Re: [man-pages RFC PATCH v4] statx, inode: document the new STATX_INO_VERSION field

From: Trond Myklebust
Date: Thu Sep 08 2022 - 22:14:40 EST


On Fri, 2022-09-09 at 01:10 +0000, Trond Myklebust wrote:
> On Fri, 2022-09-09 at 11:07 +1000, NeilBrown wrote:
> > On Fri, 09 Sep 2022, NeilBrown wrote:
> > > On Fri, 09 Sep 2022, Trond Myklebust wrote:
> > >
> > > >
> > > > IOW: the minimal condition needs to be that for all cases
> > > > below,
> > > > the
> > > > application reads 'state B' as having occurred if any data was
> > > > committed to disk before the crash.
> > > >
> > > > Application                             Filesystem
> > > > ===========                             =========
> > > > read change attr <- 'state A'
> > > > read data <- 'state A'
> > > >                                         write data -> 'state B'
> > > >                                         <crash>+<reboot>
> > > > read change attr <- 'state B'
> > >
> > > The important thing here is to not see 'state A'.  Seeing 'state
> > > C'
> > > should be acceptable.  Worst case we could merge in wall-clock
> > > time
> > > of
> > > system boot, but the filesystem should be able to be more helpful
> > > than
> > > that.
> > >
> >
> > Actually, without the crash+reboot it would still be acceptable to
> > see
> > "state A" at the end there - but preferably not for long.
> > From the NFS perspective, the changeid needs to update by the time
> > of
> > a
> > close or unlock (so it is visible to open or lock), but before that
> > it
> > is just best-effort.
>
> Nope. That will inevitably lead to data corruption, since the
> application might decide to use the data from state A instead of
> revalidating it.
>

The point is, NFS is not the only potential use case for change
attributes. We wouldn't be bothering to discuss statx() if it was.

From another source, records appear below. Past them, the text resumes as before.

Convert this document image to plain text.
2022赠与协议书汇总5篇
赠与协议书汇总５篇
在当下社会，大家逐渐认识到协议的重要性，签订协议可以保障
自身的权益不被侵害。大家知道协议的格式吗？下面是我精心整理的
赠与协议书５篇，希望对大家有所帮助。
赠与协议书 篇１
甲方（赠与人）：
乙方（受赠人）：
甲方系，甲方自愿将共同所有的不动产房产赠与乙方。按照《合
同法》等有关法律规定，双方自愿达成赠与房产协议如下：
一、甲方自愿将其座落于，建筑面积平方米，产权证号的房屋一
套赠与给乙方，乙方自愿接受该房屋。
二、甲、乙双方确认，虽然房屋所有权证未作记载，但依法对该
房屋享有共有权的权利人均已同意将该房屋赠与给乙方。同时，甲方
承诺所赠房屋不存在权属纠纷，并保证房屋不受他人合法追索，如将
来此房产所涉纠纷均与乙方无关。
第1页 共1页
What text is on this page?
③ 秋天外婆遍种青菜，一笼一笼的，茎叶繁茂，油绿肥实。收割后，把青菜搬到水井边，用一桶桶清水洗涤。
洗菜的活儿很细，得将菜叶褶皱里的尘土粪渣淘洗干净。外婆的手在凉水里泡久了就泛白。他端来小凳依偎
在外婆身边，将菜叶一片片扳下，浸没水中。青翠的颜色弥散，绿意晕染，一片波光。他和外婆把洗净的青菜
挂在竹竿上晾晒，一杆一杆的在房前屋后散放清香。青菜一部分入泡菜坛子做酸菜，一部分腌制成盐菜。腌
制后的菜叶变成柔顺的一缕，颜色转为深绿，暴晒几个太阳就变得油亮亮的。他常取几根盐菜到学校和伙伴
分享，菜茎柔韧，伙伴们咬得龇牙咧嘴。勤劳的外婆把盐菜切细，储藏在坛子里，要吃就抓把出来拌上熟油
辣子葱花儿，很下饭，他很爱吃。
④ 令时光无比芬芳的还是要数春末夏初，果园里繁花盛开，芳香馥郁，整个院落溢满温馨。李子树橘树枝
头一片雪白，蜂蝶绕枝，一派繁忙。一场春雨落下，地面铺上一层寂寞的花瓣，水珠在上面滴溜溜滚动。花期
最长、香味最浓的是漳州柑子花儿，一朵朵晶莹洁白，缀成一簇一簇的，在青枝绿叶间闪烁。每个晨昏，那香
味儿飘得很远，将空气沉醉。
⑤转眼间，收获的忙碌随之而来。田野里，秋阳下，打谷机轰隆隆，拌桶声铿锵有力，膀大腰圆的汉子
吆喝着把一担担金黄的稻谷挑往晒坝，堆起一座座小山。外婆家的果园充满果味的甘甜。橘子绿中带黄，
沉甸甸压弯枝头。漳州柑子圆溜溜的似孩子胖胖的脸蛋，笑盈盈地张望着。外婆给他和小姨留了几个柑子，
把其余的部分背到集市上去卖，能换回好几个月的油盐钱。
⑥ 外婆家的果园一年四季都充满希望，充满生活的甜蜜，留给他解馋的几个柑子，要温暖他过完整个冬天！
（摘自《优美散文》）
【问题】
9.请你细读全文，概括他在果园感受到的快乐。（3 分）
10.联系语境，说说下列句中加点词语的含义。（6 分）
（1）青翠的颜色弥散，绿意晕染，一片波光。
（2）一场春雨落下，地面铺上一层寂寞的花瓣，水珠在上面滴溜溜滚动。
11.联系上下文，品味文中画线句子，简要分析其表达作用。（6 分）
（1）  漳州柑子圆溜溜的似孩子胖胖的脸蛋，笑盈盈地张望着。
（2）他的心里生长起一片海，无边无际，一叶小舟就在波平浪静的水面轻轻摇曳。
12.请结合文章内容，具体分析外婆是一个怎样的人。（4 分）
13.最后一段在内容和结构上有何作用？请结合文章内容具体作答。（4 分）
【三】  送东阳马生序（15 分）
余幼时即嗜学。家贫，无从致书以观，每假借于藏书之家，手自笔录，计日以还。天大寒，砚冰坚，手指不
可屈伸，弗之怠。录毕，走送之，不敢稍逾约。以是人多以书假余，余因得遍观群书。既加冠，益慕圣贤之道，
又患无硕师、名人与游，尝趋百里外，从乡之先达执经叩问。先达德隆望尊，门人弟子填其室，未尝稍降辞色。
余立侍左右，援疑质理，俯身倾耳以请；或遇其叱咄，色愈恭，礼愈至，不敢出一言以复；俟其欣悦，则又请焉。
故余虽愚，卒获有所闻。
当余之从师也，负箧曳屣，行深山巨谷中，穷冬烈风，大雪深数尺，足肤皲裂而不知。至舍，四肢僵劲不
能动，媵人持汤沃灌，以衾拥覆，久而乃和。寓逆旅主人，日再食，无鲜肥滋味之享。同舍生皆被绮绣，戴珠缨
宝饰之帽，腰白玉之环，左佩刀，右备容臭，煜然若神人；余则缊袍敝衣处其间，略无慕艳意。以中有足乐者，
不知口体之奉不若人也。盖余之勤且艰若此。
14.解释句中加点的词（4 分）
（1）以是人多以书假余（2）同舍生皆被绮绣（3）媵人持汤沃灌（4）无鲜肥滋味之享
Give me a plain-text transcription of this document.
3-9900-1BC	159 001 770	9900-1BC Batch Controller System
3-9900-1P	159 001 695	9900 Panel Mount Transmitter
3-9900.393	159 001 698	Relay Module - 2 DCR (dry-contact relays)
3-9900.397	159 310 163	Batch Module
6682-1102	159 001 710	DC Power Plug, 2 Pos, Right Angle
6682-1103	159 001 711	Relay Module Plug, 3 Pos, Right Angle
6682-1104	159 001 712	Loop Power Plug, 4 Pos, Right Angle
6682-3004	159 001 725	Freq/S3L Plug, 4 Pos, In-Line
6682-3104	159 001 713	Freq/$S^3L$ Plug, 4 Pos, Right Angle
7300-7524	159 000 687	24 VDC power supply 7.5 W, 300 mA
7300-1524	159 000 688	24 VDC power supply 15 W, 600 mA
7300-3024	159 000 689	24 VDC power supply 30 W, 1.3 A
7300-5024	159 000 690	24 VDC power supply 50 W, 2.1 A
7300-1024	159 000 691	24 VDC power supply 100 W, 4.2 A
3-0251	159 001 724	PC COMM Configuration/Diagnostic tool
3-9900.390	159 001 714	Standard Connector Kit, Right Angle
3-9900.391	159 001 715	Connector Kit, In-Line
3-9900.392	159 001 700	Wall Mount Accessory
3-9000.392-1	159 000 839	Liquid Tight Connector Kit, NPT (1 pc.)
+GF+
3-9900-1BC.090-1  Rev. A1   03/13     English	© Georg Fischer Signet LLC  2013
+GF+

I could be using O_DIRECT, and all the tricks in order to ensure that
my stock broker application (to choose one example) has access to the
absolute very latest prices when I'm trying to execute a trade.
When the filesystem then says 'the prices haven't changed since your
last read because the change attribute on the database file is the
same' in response to a statx() request with the AT_STATX_FORCE_SYNC
flag set, then why shouldn't my application be able to assume it can
serve those prices right out of memory instead of having to go to disk?

--
Trond Myklebust
Linux NFS client maintainer, Hammerspace
trond.myklebust@xxxxxxxxxxxxxxx